The impact of the imaginal and dialogical (relational) processes in the spiritual exercises, on image of self and image of God in women making the nineteenth annotation retreat.

Paulin-Campbell, Annemarie Renée. January 2008 (has links)
The thesis is situated in the interface between psychology and Christian spirituality. It explores the experience of women in the South African context making the Spiritual Exercises of St Ignatius as a Nineteenth Annotation Retreat. The results of the study show that shifts in image of self and image of God are facilitated by the imaginal and dialogical/relational processes in the Spiritual Exercises. A qualitative, hermeneutical approach was taken in which nineteen women were interviewed about their experience of making the Spiritual Exercises.
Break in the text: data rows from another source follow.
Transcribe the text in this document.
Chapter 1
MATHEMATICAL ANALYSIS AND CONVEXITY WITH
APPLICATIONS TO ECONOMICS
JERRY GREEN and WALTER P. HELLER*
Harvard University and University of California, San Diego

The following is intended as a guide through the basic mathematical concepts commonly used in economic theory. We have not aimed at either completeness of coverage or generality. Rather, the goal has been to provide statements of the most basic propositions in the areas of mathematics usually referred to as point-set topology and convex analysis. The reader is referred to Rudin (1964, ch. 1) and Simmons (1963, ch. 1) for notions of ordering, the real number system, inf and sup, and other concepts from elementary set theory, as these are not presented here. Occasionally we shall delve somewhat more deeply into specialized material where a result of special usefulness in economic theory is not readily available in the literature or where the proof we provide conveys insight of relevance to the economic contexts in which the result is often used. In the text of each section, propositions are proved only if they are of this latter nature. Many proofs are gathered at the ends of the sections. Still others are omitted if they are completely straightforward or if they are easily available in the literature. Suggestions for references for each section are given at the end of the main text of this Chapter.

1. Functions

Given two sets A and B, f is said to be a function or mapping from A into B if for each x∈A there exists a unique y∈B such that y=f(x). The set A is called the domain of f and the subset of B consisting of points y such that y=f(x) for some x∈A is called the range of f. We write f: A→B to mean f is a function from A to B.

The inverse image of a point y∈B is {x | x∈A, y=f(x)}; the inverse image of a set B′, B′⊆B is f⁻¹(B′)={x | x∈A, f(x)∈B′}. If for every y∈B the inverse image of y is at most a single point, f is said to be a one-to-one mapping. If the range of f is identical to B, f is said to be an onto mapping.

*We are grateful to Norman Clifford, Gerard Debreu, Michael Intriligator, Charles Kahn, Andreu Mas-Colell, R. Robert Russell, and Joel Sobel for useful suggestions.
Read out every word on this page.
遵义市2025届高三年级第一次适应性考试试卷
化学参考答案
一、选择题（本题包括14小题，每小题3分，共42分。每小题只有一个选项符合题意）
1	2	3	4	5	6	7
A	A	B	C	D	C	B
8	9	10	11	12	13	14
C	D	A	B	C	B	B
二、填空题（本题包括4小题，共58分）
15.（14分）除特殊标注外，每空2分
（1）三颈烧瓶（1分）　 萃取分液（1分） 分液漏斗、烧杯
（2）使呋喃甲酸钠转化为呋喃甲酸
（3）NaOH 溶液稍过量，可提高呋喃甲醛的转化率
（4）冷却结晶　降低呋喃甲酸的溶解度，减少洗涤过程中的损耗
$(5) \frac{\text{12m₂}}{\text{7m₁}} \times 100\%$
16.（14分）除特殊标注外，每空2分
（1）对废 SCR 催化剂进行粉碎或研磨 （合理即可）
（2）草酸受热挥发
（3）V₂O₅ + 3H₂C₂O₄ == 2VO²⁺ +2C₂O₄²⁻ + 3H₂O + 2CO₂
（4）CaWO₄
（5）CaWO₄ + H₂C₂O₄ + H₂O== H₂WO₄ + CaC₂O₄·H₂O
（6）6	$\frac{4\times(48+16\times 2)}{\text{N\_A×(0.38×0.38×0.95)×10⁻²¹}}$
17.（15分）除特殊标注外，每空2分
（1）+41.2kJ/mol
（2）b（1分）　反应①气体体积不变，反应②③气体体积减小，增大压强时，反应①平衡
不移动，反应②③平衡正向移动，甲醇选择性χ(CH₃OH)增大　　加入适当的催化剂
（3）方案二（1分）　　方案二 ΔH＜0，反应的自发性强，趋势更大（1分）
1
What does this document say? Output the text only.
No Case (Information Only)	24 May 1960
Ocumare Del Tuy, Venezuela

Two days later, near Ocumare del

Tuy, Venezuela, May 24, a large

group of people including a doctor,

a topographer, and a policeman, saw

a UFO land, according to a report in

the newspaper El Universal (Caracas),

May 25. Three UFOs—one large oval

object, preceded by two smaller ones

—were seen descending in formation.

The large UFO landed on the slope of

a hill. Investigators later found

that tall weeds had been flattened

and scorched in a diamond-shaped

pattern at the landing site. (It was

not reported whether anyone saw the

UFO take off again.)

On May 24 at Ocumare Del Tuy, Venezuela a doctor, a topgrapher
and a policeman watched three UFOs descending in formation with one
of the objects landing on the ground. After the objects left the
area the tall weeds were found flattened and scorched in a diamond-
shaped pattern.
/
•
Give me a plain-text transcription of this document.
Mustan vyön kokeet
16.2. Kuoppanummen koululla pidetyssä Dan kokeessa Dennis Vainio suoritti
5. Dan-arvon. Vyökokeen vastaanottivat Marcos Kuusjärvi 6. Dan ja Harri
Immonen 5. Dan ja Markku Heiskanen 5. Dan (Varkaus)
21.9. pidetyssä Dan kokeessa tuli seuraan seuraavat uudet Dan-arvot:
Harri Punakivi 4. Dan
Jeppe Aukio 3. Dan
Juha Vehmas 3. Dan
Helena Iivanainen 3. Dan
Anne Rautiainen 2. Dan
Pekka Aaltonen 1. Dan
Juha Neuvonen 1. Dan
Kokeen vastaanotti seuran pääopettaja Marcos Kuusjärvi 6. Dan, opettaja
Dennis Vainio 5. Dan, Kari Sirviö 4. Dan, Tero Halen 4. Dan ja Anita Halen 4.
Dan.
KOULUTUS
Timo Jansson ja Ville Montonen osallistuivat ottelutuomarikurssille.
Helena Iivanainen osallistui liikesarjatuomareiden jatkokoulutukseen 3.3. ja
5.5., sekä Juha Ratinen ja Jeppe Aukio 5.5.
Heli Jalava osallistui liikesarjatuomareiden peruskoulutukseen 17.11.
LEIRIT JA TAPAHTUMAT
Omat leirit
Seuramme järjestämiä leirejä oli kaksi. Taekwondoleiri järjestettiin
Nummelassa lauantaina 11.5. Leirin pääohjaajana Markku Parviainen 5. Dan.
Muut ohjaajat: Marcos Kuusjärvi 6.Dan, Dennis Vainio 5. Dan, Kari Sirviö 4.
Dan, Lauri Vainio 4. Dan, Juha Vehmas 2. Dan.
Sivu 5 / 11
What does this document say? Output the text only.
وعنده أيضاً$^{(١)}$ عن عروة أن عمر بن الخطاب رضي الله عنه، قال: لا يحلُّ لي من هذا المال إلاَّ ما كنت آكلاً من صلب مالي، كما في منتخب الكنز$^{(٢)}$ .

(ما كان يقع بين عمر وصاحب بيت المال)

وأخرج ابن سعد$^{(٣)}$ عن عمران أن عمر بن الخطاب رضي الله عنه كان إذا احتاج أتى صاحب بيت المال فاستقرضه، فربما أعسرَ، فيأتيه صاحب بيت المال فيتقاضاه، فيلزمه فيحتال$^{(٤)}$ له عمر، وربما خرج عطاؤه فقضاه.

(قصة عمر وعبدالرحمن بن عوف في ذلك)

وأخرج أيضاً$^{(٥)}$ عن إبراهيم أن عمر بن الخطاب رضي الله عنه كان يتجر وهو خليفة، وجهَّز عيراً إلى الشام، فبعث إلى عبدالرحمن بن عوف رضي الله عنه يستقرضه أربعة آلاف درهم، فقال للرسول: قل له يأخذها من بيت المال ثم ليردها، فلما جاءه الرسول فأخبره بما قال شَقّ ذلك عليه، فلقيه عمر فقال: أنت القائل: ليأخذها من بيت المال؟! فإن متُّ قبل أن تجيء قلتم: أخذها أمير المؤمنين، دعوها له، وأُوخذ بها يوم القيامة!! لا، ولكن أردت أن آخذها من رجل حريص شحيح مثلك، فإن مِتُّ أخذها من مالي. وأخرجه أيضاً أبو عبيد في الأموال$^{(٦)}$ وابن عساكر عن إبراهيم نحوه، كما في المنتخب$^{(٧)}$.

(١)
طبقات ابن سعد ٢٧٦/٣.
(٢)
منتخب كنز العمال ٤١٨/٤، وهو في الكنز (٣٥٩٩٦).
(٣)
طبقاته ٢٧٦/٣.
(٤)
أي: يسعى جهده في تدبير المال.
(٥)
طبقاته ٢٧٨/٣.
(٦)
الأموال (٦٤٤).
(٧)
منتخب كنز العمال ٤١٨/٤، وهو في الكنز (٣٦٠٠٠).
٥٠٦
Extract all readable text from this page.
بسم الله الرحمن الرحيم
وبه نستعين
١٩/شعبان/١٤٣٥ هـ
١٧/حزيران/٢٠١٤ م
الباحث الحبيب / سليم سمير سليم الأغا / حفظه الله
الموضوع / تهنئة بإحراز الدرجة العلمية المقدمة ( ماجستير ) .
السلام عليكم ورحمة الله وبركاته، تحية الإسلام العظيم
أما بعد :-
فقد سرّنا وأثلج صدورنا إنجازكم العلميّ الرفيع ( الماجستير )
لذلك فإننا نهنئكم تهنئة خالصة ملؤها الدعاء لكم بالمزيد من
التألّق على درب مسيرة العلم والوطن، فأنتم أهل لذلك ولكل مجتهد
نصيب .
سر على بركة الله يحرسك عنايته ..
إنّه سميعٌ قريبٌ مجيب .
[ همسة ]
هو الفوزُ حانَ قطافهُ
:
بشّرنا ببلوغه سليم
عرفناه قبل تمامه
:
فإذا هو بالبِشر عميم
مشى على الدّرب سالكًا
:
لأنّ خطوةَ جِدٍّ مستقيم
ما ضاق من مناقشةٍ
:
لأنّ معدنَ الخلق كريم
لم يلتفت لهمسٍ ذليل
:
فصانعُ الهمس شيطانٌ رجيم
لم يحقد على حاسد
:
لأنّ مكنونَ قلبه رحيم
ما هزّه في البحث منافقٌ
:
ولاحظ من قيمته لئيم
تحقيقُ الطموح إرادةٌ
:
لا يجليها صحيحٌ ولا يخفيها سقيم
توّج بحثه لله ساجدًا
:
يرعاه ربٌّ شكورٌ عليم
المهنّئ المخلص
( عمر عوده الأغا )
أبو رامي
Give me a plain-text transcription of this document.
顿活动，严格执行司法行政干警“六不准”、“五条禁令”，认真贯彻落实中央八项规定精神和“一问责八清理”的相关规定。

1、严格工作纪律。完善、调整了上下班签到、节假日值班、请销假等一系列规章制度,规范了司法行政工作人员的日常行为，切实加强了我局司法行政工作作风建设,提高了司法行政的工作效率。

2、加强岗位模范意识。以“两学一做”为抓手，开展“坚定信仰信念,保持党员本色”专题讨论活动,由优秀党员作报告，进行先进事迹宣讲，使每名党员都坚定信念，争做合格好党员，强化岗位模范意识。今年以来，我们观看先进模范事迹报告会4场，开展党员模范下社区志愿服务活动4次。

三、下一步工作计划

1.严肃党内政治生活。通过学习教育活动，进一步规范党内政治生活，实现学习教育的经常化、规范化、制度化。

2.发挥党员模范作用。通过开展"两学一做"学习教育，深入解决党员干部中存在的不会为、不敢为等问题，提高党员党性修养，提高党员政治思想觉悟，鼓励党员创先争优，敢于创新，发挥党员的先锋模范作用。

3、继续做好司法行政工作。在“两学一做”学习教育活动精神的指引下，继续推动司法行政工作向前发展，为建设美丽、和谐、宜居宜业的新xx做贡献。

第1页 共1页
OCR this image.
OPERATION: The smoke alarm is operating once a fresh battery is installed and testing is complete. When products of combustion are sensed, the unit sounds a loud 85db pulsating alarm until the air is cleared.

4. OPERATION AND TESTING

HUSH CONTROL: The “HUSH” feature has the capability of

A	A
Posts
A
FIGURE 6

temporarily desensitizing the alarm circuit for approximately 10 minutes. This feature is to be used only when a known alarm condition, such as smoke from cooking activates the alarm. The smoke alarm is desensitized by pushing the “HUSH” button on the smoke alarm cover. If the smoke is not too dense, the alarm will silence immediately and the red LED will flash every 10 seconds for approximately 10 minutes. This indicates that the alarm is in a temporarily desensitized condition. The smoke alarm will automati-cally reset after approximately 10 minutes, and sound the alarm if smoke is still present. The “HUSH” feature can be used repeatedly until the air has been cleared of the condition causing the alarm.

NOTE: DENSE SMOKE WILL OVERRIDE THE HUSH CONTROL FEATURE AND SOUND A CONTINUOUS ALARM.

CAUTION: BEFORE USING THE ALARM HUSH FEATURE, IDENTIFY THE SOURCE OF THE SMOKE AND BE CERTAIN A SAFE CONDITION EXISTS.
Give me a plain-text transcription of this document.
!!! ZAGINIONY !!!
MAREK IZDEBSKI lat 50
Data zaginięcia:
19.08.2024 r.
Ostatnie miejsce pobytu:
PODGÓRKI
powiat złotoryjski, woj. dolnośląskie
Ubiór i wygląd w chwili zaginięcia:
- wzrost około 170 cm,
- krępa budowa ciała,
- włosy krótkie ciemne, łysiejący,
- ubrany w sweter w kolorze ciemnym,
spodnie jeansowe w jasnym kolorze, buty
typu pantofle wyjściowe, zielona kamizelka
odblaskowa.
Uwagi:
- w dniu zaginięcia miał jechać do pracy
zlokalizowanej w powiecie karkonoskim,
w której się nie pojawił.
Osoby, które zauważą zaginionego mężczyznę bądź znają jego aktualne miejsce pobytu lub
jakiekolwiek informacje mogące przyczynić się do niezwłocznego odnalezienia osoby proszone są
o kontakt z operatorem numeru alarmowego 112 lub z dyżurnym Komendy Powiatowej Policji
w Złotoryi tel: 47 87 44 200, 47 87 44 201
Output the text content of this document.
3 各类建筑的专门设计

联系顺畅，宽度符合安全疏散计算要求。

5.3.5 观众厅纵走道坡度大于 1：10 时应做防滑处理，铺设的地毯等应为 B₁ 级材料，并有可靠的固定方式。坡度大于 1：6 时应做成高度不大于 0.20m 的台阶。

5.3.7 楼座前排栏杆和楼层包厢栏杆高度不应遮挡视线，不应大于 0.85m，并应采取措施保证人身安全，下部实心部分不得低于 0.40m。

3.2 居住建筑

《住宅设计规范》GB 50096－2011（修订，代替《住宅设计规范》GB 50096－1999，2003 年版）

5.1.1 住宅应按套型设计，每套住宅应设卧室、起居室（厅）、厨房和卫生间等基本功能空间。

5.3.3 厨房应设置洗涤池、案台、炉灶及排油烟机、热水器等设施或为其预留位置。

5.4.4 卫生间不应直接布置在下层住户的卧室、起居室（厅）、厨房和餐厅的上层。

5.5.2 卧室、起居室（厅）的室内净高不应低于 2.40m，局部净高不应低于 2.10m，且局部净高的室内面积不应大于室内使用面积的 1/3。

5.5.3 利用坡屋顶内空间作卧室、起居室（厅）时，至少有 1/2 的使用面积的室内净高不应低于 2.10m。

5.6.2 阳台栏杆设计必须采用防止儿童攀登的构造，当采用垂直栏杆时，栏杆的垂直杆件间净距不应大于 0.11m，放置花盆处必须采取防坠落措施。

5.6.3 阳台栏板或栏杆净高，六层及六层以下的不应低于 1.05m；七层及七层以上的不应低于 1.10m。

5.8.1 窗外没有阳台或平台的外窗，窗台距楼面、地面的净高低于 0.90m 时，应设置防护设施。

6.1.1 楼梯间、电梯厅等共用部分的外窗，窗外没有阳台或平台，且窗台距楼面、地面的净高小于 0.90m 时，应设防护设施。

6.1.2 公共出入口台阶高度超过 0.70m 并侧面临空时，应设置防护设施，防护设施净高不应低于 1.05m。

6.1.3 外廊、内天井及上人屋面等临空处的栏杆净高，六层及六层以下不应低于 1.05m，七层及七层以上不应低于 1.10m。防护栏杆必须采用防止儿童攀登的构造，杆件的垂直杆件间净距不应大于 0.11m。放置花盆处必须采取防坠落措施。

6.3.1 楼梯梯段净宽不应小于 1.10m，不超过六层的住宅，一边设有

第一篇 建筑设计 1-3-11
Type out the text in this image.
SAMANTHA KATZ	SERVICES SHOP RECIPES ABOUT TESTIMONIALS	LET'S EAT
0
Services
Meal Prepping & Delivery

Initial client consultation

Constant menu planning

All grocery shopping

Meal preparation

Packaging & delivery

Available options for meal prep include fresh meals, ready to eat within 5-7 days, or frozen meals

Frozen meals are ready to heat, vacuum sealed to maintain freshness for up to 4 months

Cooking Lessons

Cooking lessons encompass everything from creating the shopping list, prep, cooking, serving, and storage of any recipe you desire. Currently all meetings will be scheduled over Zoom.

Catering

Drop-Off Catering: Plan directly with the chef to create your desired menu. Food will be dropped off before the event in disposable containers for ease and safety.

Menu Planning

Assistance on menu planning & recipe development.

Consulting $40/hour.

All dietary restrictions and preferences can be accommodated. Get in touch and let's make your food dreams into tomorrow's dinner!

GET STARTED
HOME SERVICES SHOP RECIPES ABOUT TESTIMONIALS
Fifteen of these were interviewed after completing the Spiritual Exercises while four were interviewed during the process. Shifts towards more positive self and God-representations were reported by all but one of the women interviewed. Images of God shifted from distant or ambivalent to positive relational images. Images of self also shifted in concert with shifts in image of self, with the women coming to see themselves as intrinsically valuable and unconditionally loved by God. A marked lessening in defensive processes was also noted. A constructive interpretation of the themes which emerged from an analysis of the data was done from both psychological perspective and spiritual-theological perspectives. From a psychological perspective Object-Relations theory and Dialogical Self theory were used to better understand the mechanisms enabling shifts in God and self-representation. From a spiritual theological perspective, Rahner’s (1960, 1964) relational theology of grace shed light on the spiritual processes in the Spiritual Exercises which facilitate shifts in image of God and self. Imaginal dialogical or relational aspects of the Exercises were found to play an important role in facilitating shifts in both image of self and image of God. The findings of this study provide compelling evidence for the interplay between psychological and spiritual processes in the Spiritual Exercises in particular, and spiritual experience in general, resonating with the work of Meissner (1987, 2003) and Ulanov (2001). It also resonates with Rahner’s (1960, 1964) theology of grace as God’s self-communication which parallels the move in psychology towards the relational which is strongly evident in both object-relations theory and the more recent Dialogical Self psychology. / Thesis (Ph.D.)-University of KwaZulu-Natal, Pietermaritzburg, 2008.